Изменить размер шрифта - +
Казалось, жизнь кончена. — Уж вы-то знаете, мисс Приор, каково это, когда у тебя забирают самое дорогое...

Одно время она бралась за самую подлую работу. Ей было все равно, она бы и в аду потрудилась...

А потом знакомая рассказала о Миллбанке. На ту службу никто не рвался, а потому жалованье платили высокое, но с нее было довольно уже того, что появились дармовая кормежка и комнатка с очагом и стулом. Поначалу все узницы казались ей на одно лицо.

— ...Даже... даже она, мисс! Однажды, где-то через месяц, она коснулась моей щеки и говорит: почему вы такая печальная? Ведь он вас видит и горько плачет, оттого что вы не радуетесь за него, а скорбите... Ох, как я испугалась! Я же не слыхала о спиритах. Ничего не знала о ее даре...

Меня затрясло. Миссис Джелф склонила голову набок.

— Уж мы-то с вами знаем о нем, как никто другой, правда, мисс? При каждой встрече она передавала от сынка весточку. Он приходил к ней по ночам — уже большой мальчик, скоро восемь! До чего ж хотелось увидать его хоть одним глазком! Как она была добра ко мне! А уж я так ее полюбила... делала, чего и нельзя... вы-то понимаете, о чем я... все ради нее... А когда появились вы — ох, как я взревновала! Видеть вас с ней было невыносимо! Но она сказала, что ей хватит сил и на весточку от моего сынка, и на словечко от вашего батюшки...

— Она так сказала? — спросила я из своего мраморного оцепенения.

— Мол, вы зачастили к ней ради вестей от папеньки. И знаете, с вашим приходом сынок мой стал являться ярче! Через нее слал мне поцелуи! А еще передал... о, мисс Приор, это был счастливейший день в моей жизни! Вот что он прислал, чтобы я всегда держала при себе...

Она запустила руку за воротник платья и вытащила золотую цепочку.

И тогда сердце мое так дернулось, что мраморная оболочка наконец-то раскололась, и все мои силы, жизнь, любовь, надежда хлынули из меня и вылились до капельки. До тех пор я слушала и думала: «Это ложь, она сумасшедшая, вздор, Селина придет и все объяснит!» Но теперь миссис Джелф вынула и раскрыла медальон; ее глаза с каплями слез на ресницах вновь сияли счастьем.

— Вот, — сказала она, показывая мне светлый локон Хелен. — Райские ангелы отстригли эти волосики с его головки!

Я заплакала, и она, вероятно, решила, что я плачу о ее покойном ребенке.

— Но каково было знать, что он приходит к ней, касается ее своей ручонкой, передает мне поцелуй... До боли хотелось его обнять! Ну прямо сердце щемило!

Миссис Джелф закрыла медальон и, спрятав под платье, прижала рукой. Значит, все это время он висел на ее груди...

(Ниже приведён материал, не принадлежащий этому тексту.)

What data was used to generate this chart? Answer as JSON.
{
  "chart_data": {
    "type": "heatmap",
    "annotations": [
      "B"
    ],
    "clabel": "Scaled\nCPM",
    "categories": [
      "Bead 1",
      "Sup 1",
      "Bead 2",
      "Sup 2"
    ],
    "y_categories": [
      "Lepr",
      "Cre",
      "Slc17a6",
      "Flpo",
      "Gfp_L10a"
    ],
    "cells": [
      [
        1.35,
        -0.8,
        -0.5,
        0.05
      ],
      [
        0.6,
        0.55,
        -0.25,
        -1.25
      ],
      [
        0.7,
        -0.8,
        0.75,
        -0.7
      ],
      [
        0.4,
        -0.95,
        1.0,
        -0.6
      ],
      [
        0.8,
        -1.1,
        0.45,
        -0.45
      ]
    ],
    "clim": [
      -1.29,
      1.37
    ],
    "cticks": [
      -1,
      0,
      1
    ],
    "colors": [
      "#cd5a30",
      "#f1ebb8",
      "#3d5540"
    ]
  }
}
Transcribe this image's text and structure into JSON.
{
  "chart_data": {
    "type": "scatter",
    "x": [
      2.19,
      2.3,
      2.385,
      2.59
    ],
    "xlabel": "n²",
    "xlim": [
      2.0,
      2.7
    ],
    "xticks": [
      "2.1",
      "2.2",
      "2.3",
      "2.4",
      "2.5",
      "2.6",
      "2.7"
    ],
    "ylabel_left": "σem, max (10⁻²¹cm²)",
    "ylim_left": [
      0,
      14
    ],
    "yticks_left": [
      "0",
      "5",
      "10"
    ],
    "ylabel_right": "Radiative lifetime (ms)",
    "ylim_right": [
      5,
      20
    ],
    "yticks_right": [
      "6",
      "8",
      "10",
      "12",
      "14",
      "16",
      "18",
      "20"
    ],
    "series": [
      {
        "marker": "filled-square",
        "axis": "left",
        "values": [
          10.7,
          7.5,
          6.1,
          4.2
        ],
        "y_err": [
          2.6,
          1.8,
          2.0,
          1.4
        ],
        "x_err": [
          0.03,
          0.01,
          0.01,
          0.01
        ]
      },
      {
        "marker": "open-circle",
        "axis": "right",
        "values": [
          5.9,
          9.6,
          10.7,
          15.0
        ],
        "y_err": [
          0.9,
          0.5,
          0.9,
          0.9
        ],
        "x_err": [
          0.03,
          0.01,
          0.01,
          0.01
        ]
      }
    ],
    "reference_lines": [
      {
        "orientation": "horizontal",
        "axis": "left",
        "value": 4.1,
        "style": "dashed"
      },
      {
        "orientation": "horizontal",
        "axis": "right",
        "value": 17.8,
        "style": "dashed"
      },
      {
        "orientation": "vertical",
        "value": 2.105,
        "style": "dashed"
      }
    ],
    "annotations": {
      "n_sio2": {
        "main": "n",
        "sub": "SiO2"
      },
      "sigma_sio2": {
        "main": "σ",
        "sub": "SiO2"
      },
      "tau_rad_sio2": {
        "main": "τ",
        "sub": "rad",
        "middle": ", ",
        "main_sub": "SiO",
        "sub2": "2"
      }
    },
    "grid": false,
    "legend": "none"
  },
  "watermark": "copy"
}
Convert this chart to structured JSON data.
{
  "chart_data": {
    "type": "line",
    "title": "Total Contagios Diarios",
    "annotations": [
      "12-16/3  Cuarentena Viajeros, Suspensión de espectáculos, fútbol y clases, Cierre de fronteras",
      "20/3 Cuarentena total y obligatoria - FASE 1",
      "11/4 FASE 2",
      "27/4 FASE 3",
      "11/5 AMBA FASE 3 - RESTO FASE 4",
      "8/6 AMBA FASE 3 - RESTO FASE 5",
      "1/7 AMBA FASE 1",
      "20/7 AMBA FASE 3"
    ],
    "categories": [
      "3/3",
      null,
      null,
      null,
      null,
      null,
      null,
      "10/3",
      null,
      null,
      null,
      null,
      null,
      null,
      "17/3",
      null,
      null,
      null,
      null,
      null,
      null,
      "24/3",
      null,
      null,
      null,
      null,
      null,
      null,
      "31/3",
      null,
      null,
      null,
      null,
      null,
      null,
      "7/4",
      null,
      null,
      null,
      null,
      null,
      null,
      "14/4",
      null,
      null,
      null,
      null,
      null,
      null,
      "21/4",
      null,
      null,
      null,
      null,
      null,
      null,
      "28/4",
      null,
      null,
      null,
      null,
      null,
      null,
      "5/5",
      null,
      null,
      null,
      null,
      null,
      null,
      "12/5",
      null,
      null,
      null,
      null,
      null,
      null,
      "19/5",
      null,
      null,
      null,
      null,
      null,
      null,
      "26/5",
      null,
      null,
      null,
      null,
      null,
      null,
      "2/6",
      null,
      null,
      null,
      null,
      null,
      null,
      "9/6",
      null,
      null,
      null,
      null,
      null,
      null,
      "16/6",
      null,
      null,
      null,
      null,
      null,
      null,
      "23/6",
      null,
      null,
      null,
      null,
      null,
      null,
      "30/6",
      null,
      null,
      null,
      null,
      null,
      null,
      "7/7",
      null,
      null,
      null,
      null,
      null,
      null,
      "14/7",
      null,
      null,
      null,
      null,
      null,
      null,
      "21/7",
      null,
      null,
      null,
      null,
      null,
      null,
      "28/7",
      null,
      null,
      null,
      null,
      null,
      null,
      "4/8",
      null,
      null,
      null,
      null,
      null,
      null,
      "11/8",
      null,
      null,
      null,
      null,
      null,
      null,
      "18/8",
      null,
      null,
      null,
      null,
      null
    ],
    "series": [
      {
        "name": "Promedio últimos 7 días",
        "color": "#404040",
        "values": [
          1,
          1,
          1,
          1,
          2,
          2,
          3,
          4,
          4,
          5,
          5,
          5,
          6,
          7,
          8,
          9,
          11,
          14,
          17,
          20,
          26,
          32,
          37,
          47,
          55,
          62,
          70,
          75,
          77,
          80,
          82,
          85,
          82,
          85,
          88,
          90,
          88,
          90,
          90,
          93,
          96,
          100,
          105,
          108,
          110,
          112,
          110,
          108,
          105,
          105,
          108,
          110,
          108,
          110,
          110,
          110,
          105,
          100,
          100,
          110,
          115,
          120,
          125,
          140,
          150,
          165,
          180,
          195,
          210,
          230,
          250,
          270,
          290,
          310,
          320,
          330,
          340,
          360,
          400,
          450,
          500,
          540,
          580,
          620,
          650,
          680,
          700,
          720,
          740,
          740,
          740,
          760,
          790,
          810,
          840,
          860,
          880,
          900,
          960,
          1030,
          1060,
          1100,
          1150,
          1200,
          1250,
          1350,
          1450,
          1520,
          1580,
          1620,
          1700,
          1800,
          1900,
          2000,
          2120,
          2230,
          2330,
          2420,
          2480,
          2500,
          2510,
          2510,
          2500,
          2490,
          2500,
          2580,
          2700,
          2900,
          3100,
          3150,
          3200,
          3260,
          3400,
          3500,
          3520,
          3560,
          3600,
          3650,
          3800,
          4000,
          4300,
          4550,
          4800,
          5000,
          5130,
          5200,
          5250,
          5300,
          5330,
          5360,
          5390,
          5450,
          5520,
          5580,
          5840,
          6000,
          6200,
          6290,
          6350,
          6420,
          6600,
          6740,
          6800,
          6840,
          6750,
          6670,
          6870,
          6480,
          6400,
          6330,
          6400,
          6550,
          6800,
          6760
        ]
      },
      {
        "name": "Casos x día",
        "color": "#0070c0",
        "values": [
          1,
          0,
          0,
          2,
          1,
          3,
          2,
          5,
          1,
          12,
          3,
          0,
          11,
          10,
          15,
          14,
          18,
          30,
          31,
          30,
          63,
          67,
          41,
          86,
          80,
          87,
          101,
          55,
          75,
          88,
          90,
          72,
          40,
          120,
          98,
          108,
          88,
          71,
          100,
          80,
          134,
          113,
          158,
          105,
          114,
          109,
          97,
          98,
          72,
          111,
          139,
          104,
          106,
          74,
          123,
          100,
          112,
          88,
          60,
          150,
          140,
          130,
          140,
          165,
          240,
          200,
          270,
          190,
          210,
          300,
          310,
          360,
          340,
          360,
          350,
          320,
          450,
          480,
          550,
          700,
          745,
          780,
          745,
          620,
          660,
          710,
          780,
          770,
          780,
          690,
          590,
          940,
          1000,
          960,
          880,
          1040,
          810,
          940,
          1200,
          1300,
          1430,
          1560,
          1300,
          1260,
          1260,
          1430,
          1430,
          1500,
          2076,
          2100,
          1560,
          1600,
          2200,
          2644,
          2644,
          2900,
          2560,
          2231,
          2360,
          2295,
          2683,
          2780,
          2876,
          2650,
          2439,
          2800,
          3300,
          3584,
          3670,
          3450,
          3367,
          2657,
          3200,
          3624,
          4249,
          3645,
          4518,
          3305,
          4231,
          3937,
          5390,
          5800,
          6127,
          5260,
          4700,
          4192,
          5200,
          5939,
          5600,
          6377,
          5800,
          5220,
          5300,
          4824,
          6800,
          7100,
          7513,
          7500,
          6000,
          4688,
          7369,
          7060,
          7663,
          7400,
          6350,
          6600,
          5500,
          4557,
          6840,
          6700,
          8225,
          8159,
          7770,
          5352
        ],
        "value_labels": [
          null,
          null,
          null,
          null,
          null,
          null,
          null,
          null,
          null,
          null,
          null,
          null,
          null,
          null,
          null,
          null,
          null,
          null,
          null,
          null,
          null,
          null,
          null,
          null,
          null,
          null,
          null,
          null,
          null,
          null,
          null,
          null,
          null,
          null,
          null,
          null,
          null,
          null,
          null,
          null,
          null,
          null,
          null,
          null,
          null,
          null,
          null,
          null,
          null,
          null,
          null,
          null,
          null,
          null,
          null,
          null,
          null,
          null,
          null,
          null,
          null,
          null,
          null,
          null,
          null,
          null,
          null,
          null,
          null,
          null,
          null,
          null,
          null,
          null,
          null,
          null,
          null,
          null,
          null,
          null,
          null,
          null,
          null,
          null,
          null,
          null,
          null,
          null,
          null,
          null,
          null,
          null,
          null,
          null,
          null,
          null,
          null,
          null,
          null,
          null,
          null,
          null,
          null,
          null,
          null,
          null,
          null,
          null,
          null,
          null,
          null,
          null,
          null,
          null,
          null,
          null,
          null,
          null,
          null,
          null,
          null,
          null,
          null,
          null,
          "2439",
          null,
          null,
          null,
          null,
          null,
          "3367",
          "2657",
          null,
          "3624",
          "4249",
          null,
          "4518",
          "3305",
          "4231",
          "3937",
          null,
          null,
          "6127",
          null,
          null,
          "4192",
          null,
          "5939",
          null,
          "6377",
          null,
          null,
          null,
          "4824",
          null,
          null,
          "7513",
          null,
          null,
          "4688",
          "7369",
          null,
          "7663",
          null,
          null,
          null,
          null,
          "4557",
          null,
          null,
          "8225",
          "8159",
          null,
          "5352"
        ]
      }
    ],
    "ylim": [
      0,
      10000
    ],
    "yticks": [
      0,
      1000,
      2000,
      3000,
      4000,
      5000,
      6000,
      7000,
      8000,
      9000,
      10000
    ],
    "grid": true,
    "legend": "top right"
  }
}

Наконец Селина сказала, что есть способ повидаться с сыном. Однако в тюрьме этого не сделать. Сначала миссис Джелф поможет ей выбраться на волю, и тогда она его приведет. Поклялась, что приведет к ней домой.

Нужно только не спать и ждать одну ночь. Она придет перед рассветом.

— Только не подумайте, что я стала бы ей помогать ради чего-нибудь другого! Что мне оставалось делать? На том свете, сказала она, много женщин, которые будут рады приголубить беспризорного мальчика. Вот так говорила, мисс, и плакала. Она ж такая добрая и славная — как такую душеньку держать в Миллбанке? Вы же сами так говорили мисс Ридли. Ох, мисс Ридли! Как же я боялась ее! Вдруг застукает, когда я получаю поцелуи от моего мальчика? Вдруг поймает на добре к заключенным и выгонит?

— Значит, Селина осталась ради вас, когда пришло время отправиться в Фулем, — сказала я. — Ради вас ударила мисс Брюэр и мучилась в темной.

Миссис Джелф снова как-то нелепо засмущалась и, потупив взгляд, сказала, что знала одно: лишиться Селины — беда. Она так горевала, а потом была так признательна... ох, пережила и стыд, и жалость, и благодарность, когда досталось бедняжке мисс Брюэр...

— Но теперь... — миссис Джелф подняла на меня ясный и простодушный взгляд темных глаз, — как тяжко будет пройти мимо той камеры и увидеть в ней другую женщину.